Uma nova onda de pavor em relação à saúde de grandes bancos varreu os mercados de ações nesta terça-feira, ofuscando o ânimo com a posse do novo presidente dos Estados Unidos, Barack Obama. A Bovespa seguiu a tendência mundial e enxugou os ganhos de 2009. O Ibovespa tombou 4,01 por cento, para 37.272 pontos, o menor patamar de fechamento no ano. O giro financeiro da sessão somou 2,87 bilhões de reais. O temor de que grandes grifes financeiras, como Barclays, BNP Paribas, Citigroup e Bank of America, voltem a buscar ajuda estatal para cobrir mais rombos relacionados à crise de crédito apavorou o mercado, fazendo as ações desses bancos tombarem mais de 10 por cento. O medo foi reforçado na segunda-feira, quando o Royal Bank of Scotland revelou ter fechado 2008 com um prejuízo equivalente a 41 bilhões de dólares. "O investidor agora teme que o pior momento da crise pode ainda não ter passado, como se pensava", disse Pedro Galdi, analista de investimentos da corretora SLW. Diante disso, toda a expectativa em torno do início da "era Obama" na Casa Branca, com possíveis indicações de medidas de maior impacto para combater a crise, ficou em segundo plano. Na esteira internacional, o setor financeiro puxou a fila das perdas na bolsa paulista, tendo à frente Banco do Brasil, que despencou 6,86 por cento, a 13,45 reais. Logo atrás, Itaú perdeu 6,83 por cento, a 22,64 reais. OUTRAS QUEDAS Mas o pessimismo acabou se espalhando para todo o mercado, acertando em cheio as ações de empresas de commodities, o setor de maior peso no Ibovespa. Em destaque, CSN perdeu 6,7 por cento, para 33,47 reais. Vale teve retração de 4,1 por cento, cotada a 25,30 reais. Para piorar, as ações da Aracruz desabaram 11,3 por cento, a 2,35 reais, depois de a companhia chegar a um acordo para saldar uma dívida de 2,13 bilhões de dólares com bancos, referente a perdas com derivativos cambiais. O acerto permitiu a retomada da fusão com a Votorantim Celulose e Papel, mas não comoveu o mercado.

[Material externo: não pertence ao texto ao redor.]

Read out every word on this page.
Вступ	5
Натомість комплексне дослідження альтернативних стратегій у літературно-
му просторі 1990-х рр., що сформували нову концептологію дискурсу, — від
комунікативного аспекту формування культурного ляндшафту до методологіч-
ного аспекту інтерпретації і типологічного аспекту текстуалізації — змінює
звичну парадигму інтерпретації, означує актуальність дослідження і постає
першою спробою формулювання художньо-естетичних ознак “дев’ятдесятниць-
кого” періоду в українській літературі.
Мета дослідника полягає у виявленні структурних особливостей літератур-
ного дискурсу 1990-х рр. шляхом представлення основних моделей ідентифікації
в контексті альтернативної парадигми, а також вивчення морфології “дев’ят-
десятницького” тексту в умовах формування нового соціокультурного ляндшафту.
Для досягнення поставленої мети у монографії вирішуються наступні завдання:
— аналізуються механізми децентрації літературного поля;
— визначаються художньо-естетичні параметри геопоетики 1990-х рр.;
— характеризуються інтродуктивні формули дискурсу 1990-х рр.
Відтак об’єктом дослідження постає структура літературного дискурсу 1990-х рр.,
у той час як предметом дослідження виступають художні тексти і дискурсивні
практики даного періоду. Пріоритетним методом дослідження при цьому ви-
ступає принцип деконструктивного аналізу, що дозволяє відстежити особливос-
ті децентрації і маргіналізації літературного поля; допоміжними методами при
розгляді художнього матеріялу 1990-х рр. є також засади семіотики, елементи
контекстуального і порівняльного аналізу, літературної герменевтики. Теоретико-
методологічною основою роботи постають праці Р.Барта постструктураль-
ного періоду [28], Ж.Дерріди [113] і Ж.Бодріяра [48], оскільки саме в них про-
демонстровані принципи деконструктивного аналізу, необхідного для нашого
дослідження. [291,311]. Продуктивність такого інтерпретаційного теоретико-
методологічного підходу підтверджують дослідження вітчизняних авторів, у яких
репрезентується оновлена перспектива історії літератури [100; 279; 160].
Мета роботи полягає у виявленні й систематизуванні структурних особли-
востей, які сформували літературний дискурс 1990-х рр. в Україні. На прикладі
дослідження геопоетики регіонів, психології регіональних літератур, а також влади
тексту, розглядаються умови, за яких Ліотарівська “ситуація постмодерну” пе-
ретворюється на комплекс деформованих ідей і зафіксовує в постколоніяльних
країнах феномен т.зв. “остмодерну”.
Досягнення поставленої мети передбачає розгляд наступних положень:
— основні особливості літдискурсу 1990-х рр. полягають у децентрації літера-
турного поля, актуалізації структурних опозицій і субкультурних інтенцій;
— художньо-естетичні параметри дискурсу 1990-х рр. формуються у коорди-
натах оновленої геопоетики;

O UBS Pactual manteve recomendação de venda para as ações da Aracruz. Operadores apontaram novas saídas de recursos externos, tendência que já vinha sendo observada nas últimas sessões. O saldo das transações realizadas por investidores estrangeiros no mercado à vista inverteu o sinal, passando a acumular saída líquida de 249 milhões de reais nos primeiros 15 dias de 2009.